POLICE have failed in a legal bid to secure an anti-social behaviour order against a Kidderminster man said to have flaunted himself in his back garden and cavorted around his bedroom clad only in a black thong.
Malcolm Leonard Boorman, of Church Street, was ordered by Kidderminster magistrates in September 2004 to pay a £100 fine after he admitted harassing two female neighbours.
He had been prosecuted over claims that he paraded around his garden with his underwear "deliberately exposed".
West Mercia Constabulary applied last December for an ASBO on the strength of his alleged obscene behaviour at his rear bedroom window.
The magistrates refused the police request, however, concluding they were not satisfied "beyond reasonable doubt" that he had acted "in a manner likely to cause harassment, alarm or distress".
They found that part of the evidence relied on by the prosecution dated back more than six months and should, therefore, be excluded from the hearing.
Lawyers for West Mercia Constabulary challenged the magistrates' decision to refuse the ASBO at London's High Court on Wednesday last week.
Mr Justice Calvert-Smith accepted police arguments that evidence outside the six-month timescale could have been admitted by the magistrates.
The judge, nevertheless, rejected the police bid to have the case sent back to the magistrates court for a fresh hearing, observing that the behaviour complained of was "at the bottom end of the scale in terms of anti-social behaviour".
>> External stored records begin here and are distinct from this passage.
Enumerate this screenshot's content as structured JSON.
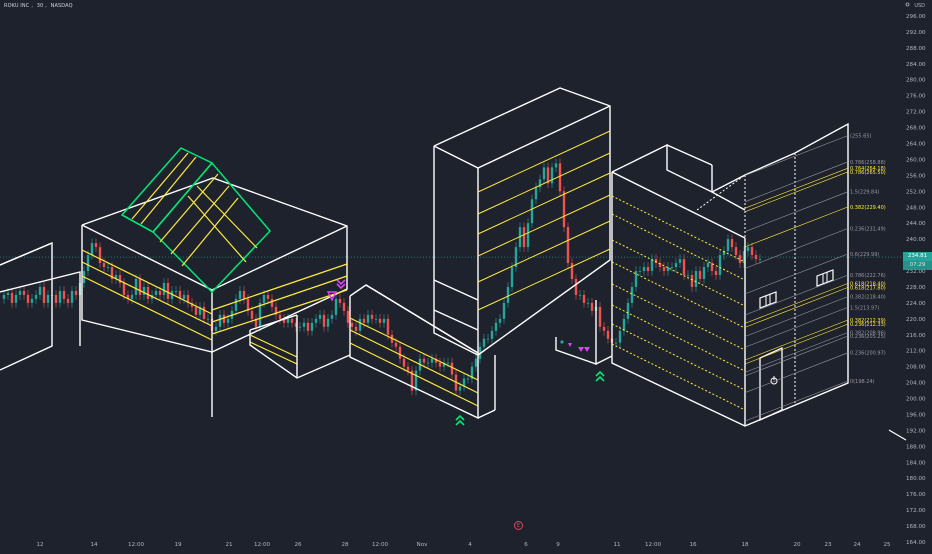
{
  "header": {
    "symbol": "ROKU INC",
    "interval": "30",
    "exchange": "NASDAQ",
    "currency": "USD"
  },
  "colors": {
    "background": "#1e222d",
    "grid": "#2a2e39",
    "up": "#26a69a",
    "down": "#ef5350",
    "drawing_white": "#ffffff",
    "drawing_yellow": "#ffeb3b",
    "drawing_green": "#00e676",
    "fib_gray": "#9598a1",
    "price_badge": "#26a69a",
    "price_badge_2": "#4c525e",
    "marker_magenta": "#e040fb",
    "marker_green": "#00e676"
  },
  "price_badges": {
    "last": "234.81",
    "countdown": "07:29"
  },
  "event_marker": {
    "label": "E"
  },
  "chart_data": {
    "type": "candlestick",
    "y_axis": {
      "ticks": [
        "296.00",
        "292.00",
        "288.00",
        "284.00",
        "280.00",
        "276.00",
        "272.00",
        "268.00",
        "264.00",
        "260.00",
        "256.00",
        "252.00",
        "248.00",
        "244.00",
        "240.00",
        "236.00",
        "232.00",
        "228.00",
        "224.00",
        "220.00",
        "216.00",
        "212.00",
        "208.00",
        "204.00",
        "200.00",
        "196.00",
        "192.00",
        "188.00",
        "184.00",
        "180.00",
        "176.00",
        "172.00",
        "168.00",
        "164.00"
      ],
      "values": [
        296,
        292,
        288,
        284,
        280,
        276,
        272,
        268,
        264,
        260,
        256,
        252,
        248,
        244,
        240,
        236,
        232,
        228,
        224,
        220,
        216,
        212,
        208,
        204,
        200,
        196,
        192,
        188,
        184,
        180,
        176,
        172,
        168,
        164
      ],
      "range": [
        164,
        298
      ]
    },
    "x_axis": {
      "ticks": [
        "12",
        "14",
        "12:00",
        "19",
        "21",
        "12:00",
        "26",
        "28",
        "12:00",
        "Nov",
        "4",
        "6",
        "9",
        "11",
        "12:00",
        "16",
        "18",
        "20",
        "23",
        "24",
        "25"
      ]
    },
    "fib_levels": [
      {
        "label": "(255.65)",
        "price": 266.0,
        "color": "#9598a1"
      },
      {
        "label": "0.786(258.88)",
        "price": 259.4,
        "color": "#9598a1"
      },
      {
        "label": "0.764(264.18)",
        "price": 257.8,
        "color": "#ffeb3b"
      },
      {
        "label": "0.786(265.50)",
        "price": 256.9,
        "color": "#ffeb3b"
      },
      {
        "label": "1.5(229.84)",
        "price": 251.9,
        "color": "#9598a1"
      },
      {
        "label": "0.382(229.40)",
        "price": 248.1,
        "color": "#ffeb3b"
      },
      {
        "label": "0.236(231.49)",
        "price": 242.7,
        "color": "#9598a1"
      },
      {
        "label": "0.6(229.99)",
        "price": 236.3,
        "color": "#9598a1"
      },
      {
        "label": "0.786(222.76)",
        "price": 231.0,
        "color": "#9598a1"
      },
      {
        "label": "0.618(218.40)",
        "price": 228.9,
        "color": "#ffeb3b"
      },
      {
        "label": "0.618(217.80)",
        "price": 227.9,
        "color": "#ffeb3b"
      },
      {
        "label": "0.382(218.40)",
        "price": 225.6,
        "color": "#9598a1"
      },
      {
        "label": "1.5(213.97)",
        "price": 222.9,
        "color": "#9598a1"
      },
      {
        "label": "0.382(212.39)",
        "price": 219.7,
        "color": "#ffeb3b"
      },
      {
        "label": "0.236(212.33)",
        "price": 218.7,
        "color": "#ffeb3b"
      },
      {
        "label": "0.382(208.96)",
        "price": 216.6,
        "color": "#9598a1"
      },
      {
        "label": "0.236(205.25)",
        "price": 215.7,
        "color": "#9598a1"
      },
      {
        "label": "0.236(200.97)",
        "price": 211.5,
        "color": "#9598a1"
      },
      {
        "label": "0(198.24)",
        "price": 204.4,
        "color": "#9598a1"
      }
    ],
    "price_path": [
      [
        0,
        225
      ],
      [
        4,
        226
      ],
      [
        8,
        226.5
      ],
      [
        12,
        224
      ],
      [
        16,
        226
      ],
      [
        20,
        227
      ],
      [
        24,
        226
      ],
      [
        28,
        224
      ],
      [
        32,
        225
      ],
      [
        36,
        226
      ],
      [
        40,
        228
      ],
      [
        44,
        224
      ],
      [
        48,
        226
      ],
      [
        52,
        226
      ],
      [
        56,
        224
      ],
      [
        60,
        227
      ],
      [
        64,
        225
      ],
      [
        68,
        224
      ],
      [
        72,
        227
      ],
      [
        76,
        226
      ],
      [
        80,
        229
      ],
      [
        84,
        232
      ],
      [
        88,
        236
      ],
      [
        92,
        239
      ],
      [
        96,
        238
      ],
      [
        100,
        234
      ],
      [
        104,
        233
      ],
      [
        108,
        233
      ],
      [
        112,
        230
      ],
      [
        116,
        231
      ],
      [
        120,
        229
      ],
      [
        124,
        226
      ],
      [
        128,
        225
      ],
      [
        132,
        226
      ],
      [
        136,
        230
      ],
      [
        140,
        226
      ],
      [
        144,
        228
      ],
      [
        148,
        225
      ],
      [
        152,
        226
      ],
      [
        156,
        227
      ],
      [
        160,
        226
      ],
      [
        164,
        229
      ],
      [
        168,
        225
      ],
      [
        172,
        227
      ],
      [
        176,
        227
      ],
      [
        180,
        225
      ],
      [
        184,
        226
      ],
      [
        188,
        224
      ],
      [
        192,
        223
      ],
      [
        196,
        221
      ],
      [
        200,
        223
      ],
      [
        204,
        220
      ],
      [
        208,
        220
      ],
      [
        212,
        217
      ],
      [
        216,
        218
      ],
      [
        220,
        221
      ],
      [
        224,
        219
      ],
      [
        228,
        220
      ],
      [
        232,
        222
      ],
      [
        236,
        225
      ],
      [
        240,
        227
      ],
      [
        244,
        225
      ],
      [
        248,
        222
      ],
      [
        252,
        220
      ],
      [
        256,
        218
      ],
      [
        260,
        224
      ],
      [
        264,
        226
      ],
      [
        268,
        225
      ],
      [
        272,
        223
      ],
      [
        276,
        221
      ],
      [
        280,
        220
      ],
      [
        284,
        219
      ],
      [
        288,
        220
      ],
      [
        292,
        219
      ],
      [
        296,
        218
      ],
      [
        300,
        218
      ],
      [
        304,
        219
      ],
      [
        308,
        217
      ],
      [
        312,
        219
      ],
      [
        316,
        220
      ],
      [
        320,
        221
      ],
      [
        324,
        218
      ],
      [
        328,
        220
      ],
      [
        332,
        221
      ],
      [
        336,
        225
      ],
      [
        340,
        224
      ],
      [
        344,
        222
      ],
      [
        348,
        219
      ],
      [
        352,
        218
      ],
      [
        356,
        217
      ],
      [
        360,
        220
      ],
      [
        364,
        219
      ],
      [
        368,
        221
      ],
      [
        372,
        220
      ],
      [
        376,
        220
      ],
      [
        380,
        219
      ],
      [
        384,
        220
      ],
      [
        388,
        216
      ],
      [
        392,
        214
      ],
      [
        396,
        213
      ],
      [
        400,
        210
      ],
      [
        404,
        208
      ],
      [
        408,
        207
      ],
      [
        412,
        202
      ],
      [
        416,
        207
      ],
      [
        420,
        210
      ],
      [
        424,
        209
      ],
      [
        428,
        209
      ],
      [
        432,
        210
      ],
      [
        436,
        209
      ],
      [
        440,
        208
      ],
      [
        444,
        209
      ],
      [
        448,
        209
      ],
      [
        452,
        206
      ],
      [
        456,
        202
      ],
      [
        460,
        203
      ],
      [
        464,
        205
      ],
      [
        468,
        205
      ],
      [
        472,
        208
      ],
      [
        476,
        210
      ],
      [
        480,
        213
      ],
      [
        484,
        215
      ],
      [
        488,
        215
      ],
      [
        492,
        217
      ],
      [
        496,
        219
      ],
      [
        500,
        220
      ],
      [
        504,
        224
      ],
      [
        508,
        228
      ],
      [
        512,
        233
      ],
      [
        516,
        238
      ],
      [
        520,
        243
      ],
      [
        524,
        238
      ],
      [
        528,
        244
      ],
      [
        532,
        250
      ],
      [
        536,
        253
      ],
      [
        540,
        255
      ],
      [
        544,
        258
      ],
      [
        548,
        254
      ],
      [
        552,
        258
      ],
      [
        556,
        259
      ],
      [
        560,
        252
      ],
      [
        564,
        243
      ],
      [
        568,
        234
      ],
      [
        572,
        230
      ],
      [
        576,
        226
      ],
      [
        580,
        226
      ],
      [
        584,
        224
      ],
      [
        588,
        224
      ],
      [
        592,
        222
      ],
      [
        596,
        223
      ],
      [
        600,
        218
      ],
      [
        604,
        217
      ],
      [
        608,
        215
      ],
      [
        612,
        214
      ],
      [
        616,
        214
      ],
      [
        620,
        217
      ],
      [
        624,
        220
      ],
      [
        628,
        224
      ],
      [
        632,
        228
      ],
      [
        636,
        232
      ],
      [
        640,
        232
      ],
      [
        644,
        233
      ],
      [
        648,
        232
      ],
      [
        652,
        235
      ],
      [
        656,
        234
      ],
      [
        660,
        233
      ],
      [
        664,
        232
      ],
      [
        668,
        233
      ],
      [
        672,
        233
      ],
      [
        676,
        234
      ],
      [
        680,
        235
      ],
      [
        684,
        231
      ],
      [
        688,
        231
      ],
      [
        692,
        228
      ],
      [
        696,
        232
      ],
      [
        700,
        230
      ],
      [
        704,
        233
      ],
      [
        708,
        234
      ],
      [
        712,
        232
      ],
      [
        716,
        231
      ],
      [
        720,
        236
      ],
      [
        724,
        237
      ],
      [
        728,
        240
      ],
      [
        732,
        238
      ],
      [
        736,
        236
      ],
      [
        740,
        234
      ],
      [
        744,
        237
      ],
      [
        748,
        238
      ],
      [
        752,
        236
      ],
      [
        756,
        235
      ],
      [
        760,
        235
      ]
    ]
  }
}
He said the case had raised doubts about the admissibility of some of the prosecution evidence, which consisted of video footage surreptitiously taken by the women victims, who used a long-range lens to film Boorman inside his own home.
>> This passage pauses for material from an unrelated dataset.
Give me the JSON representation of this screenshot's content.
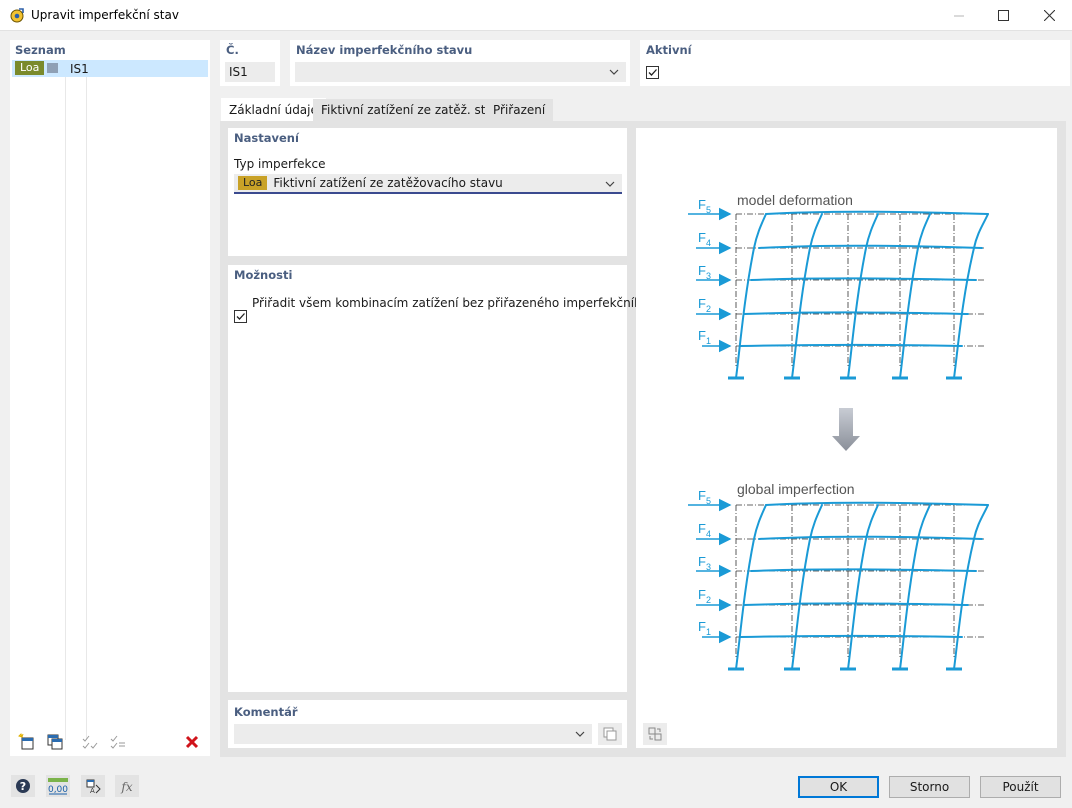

The three women at the sharp end of Boorman's antics - Belinda Jones, Wendy Booker and Gillian Jackson - gave evidence of Boorman "constantly peering from behind his curtain" while clad in the same black thong.
Mrs Jackson's daughter had complained about Boorman "staring at her" and said she could not sleep at night due to her fear of him. She added Boorman had also been seen in his garden peering through a gap in the fence.
Belinda Jones said she had felt "powerless and angry" at Boorman's behaviour.
Boorman's lawyers argued that all that could be shown since the date of his guilty plea was a "gross invasion of his privacy" by the women complainants.
There was, therefore, no basis for imposing an ASBO, they insisted.